Small businesses are targeted now more than ever by hackers. One of the most common ways cybercriminals can gain access to your network or sensitive data is through employee emails. As technology has become more advanced, so have cybercrime tactics. With the use of AI and social media, hackers often have everything they need to impersonate business leaders or loved ones to manipulate people into revealing sensitive information. To mitigate the risk of these sneaky email scams, here are a few tips on email security training for employees.
1. First, Know How to Spot a Phishing Email Address
The easiest way to tell if an email claiming to be from someone in your organization is by looking at the sender's address. If it is from a random domain and doesn’t feature any names or other indicators that they’re from your organization, it’s best to ignore or report these emails to your IT team. Short messages with obvious grammatical errors should also raise a red flag, especially if the person supposedly sending it typically doesn’t write emails like that.
Although these warning signs are a common way to spot spoofed emails, AI has given cybercriminals the ability to sound very similar to family members or employees in the organization. It’s as easy as feeding prompts and writing from social media posts and other online sources to teach AI how to sound like someone familiar. This is why the best way to catch a phishing email is by looking at the email address it was sent from.
2. Never Click Links or Attachments from Suspicious/Unknown Outside Email Addresses
Make sure to remind employees not to open attachments or click on links in emails from unknown sources. If the sender is unfamiliar or has a suspicious-looking domain, the email should be ignored or reported. This is an email security best practice, because scammers can inject malware into attachments or link to malicious websites.
3. Beware of Common Tactics Used by Phishing Scammers
Aside from suspicious senders or off-looking grammar, cybercriminals use many common manipulation tactics to get you to reveal personal information. They will try to instill fear or urgency by making up scenarios to urge you to act. They often do this by using family member names and other information about you that can be easily found on the web and social media. This makes them seem more legitimate, which can make it difficult to discern a real emergency from a scam. Emails supposedly from loved ones or bosses should raise a red flag when they:
- Ask for money.
- Request that you purchase gift cards or otherwise transfer money to them.
- Present a dire situation they need help with, often with urgent language.
- Try to get your personal information like phone numbers, passwords, and other sensitive data.
- Ask you to send personal or business financial information.
4. Conduct Phishing Training Courses At Least Once Per Year
A great way to make sure all employees are trained on email safety is by conducting regular phishing training courses. These should be short, easy-to-complete training that help users identify common signs of phishing. Some training might even be fun for employees, such as “spot the phishing email” games. Some training courses feature fake phishing emails sent to employees, alerting them if they fall for it and detailing the suspicious details they missed.

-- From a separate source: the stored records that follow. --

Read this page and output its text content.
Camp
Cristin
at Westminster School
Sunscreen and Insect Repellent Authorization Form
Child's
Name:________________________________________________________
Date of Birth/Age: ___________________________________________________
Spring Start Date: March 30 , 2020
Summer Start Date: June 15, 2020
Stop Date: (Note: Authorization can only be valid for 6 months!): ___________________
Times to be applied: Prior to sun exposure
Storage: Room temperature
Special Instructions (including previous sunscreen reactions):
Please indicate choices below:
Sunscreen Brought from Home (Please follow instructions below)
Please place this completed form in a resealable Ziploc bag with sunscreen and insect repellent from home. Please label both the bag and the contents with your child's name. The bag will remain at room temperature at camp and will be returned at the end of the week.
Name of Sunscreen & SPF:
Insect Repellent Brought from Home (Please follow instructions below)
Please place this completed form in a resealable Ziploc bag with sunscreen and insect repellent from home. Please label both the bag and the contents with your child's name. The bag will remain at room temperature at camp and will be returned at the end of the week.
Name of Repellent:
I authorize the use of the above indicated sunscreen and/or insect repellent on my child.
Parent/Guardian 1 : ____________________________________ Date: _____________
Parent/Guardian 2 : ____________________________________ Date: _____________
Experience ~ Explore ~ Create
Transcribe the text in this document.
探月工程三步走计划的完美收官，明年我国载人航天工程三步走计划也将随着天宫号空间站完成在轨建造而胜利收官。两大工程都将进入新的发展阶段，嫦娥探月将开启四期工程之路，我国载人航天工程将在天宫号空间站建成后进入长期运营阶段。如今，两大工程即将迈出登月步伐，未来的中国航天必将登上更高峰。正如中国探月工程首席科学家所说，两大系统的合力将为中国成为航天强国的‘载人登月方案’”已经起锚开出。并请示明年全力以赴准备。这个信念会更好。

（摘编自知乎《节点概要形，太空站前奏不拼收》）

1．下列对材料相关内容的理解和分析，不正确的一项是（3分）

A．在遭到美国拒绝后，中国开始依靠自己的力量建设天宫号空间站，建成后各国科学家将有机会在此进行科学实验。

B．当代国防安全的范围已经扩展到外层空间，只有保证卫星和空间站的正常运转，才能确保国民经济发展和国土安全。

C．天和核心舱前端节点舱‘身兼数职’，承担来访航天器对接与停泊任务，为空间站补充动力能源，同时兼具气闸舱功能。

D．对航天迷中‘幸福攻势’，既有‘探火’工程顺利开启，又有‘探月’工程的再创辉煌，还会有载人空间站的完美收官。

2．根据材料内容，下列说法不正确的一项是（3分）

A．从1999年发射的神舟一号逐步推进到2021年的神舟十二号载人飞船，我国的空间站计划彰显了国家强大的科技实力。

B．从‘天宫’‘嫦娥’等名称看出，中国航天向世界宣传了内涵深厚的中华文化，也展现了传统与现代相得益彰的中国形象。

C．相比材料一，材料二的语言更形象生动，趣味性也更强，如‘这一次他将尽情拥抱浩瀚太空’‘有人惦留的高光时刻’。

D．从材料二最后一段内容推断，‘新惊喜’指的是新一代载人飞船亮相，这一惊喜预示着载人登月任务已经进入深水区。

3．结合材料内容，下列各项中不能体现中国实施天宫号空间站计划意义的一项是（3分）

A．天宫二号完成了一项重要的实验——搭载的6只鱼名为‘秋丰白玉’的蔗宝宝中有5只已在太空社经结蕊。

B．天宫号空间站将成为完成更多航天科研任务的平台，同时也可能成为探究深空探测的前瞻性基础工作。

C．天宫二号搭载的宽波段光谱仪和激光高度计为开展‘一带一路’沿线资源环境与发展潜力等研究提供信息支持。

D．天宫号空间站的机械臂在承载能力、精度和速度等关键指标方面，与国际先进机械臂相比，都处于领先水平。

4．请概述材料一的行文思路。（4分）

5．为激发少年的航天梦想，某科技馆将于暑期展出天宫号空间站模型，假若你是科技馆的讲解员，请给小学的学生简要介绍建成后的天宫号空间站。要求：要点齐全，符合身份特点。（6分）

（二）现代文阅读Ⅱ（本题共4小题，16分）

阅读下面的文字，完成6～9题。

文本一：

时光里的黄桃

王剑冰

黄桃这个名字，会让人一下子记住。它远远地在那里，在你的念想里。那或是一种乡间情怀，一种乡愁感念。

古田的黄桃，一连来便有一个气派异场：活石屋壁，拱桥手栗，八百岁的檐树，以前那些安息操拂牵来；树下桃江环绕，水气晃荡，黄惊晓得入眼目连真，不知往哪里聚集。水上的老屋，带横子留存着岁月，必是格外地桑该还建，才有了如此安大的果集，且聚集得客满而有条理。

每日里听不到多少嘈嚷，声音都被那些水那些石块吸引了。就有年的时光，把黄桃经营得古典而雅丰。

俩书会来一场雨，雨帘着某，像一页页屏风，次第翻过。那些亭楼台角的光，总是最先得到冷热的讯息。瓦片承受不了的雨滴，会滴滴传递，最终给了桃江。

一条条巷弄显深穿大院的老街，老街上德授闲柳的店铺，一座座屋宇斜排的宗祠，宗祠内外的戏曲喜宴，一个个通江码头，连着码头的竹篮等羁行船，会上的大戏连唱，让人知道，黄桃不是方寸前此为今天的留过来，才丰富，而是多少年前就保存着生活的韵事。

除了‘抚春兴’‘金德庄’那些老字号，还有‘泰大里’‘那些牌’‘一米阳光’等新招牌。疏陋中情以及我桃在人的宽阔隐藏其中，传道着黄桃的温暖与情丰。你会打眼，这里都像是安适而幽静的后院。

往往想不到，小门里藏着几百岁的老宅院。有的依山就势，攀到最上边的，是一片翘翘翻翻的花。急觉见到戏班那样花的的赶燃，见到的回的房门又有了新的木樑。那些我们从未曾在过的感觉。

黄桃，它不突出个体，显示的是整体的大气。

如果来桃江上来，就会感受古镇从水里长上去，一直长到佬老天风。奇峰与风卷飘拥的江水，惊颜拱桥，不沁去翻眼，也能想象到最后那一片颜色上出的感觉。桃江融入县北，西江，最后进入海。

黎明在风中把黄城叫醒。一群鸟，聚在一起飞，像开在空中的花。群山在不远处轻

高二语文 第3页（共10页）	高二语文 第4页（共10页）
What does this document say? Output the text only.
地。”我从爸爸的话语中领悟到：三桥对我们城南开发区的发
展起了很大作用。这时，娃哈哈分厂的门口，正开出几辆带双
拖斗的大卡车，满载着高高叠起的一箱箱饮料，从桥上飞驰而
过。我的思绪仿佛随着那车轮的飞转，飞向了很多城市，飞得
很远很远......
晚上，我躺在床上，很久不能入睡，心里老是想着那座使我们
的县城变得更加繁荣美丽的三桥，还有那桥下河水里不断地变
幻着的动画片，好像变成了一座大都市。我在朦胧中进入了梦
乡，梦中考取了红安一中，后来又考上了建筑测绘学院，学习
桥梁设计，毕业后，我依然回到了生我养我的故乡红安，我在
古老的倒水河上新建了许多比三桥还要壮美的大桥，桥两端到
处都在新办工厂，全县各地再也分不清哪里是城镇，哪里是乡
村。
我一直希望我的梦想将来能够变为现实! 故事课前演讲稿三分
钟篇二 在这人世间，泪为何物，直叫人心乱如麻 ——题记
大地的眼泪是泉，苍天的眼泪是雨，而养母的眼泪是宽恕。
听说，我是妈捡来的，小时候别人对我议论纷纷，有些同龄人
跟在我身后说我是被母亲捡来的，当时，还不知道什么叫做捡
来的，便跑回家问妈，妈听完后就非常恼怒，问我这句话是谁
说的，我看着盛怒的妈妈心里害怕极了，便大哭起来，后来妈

In this way, phishing awareness training doesn’t have to be tedious or boring. Many IT service providers can walk you through setting up these training courses according to your organization’s unique needs.
5. Create Strong Passwords for Emails and Reset Often
A strong password is perhaps your strongest defense against email hacking. Passwords should have the following attributes:
- 8 to 12 characters
- Both letters and numbers
- At least one special character (@, #, !, $, etc)
- Avoid using repeating numbers like “1111” or common sequences like “1234”
Due to the prevalence of social media, it’s extremely easy for cybercriminals to find simple personal information that employees may use for passwords. Because of this, employees should choose passwords that would be difficult to guess based on readily available information online. Examples of weak passwords in this regard would be current pet names, spouse names, children names, etc.
6. Use Multifactor Authentication for Added Security
Another great tool for preventing emails from being compromised is using Multifactor Authentication (MFA). This requires users to verify their identity with an additional device, personal email address, or app. It often works by sending a PIN code or verification message to the secondary device or application. The added layer of security would make it difficult for cybercriminals to gain access to their target’s email account.
Next Steps: Network Security Consultants Can Provide Guidance
There are several ways to go about implementing these email safety tips. Ask your managed IT provider and/or cyber security consultants about email security. When trying to develop a training plan for employees, it can be helpful to consult with experts in cybersecurity for the best course of action. If you’re not sure where to start, they will be able to walk you through the process of setting up these training courses and how to approach them with your staff.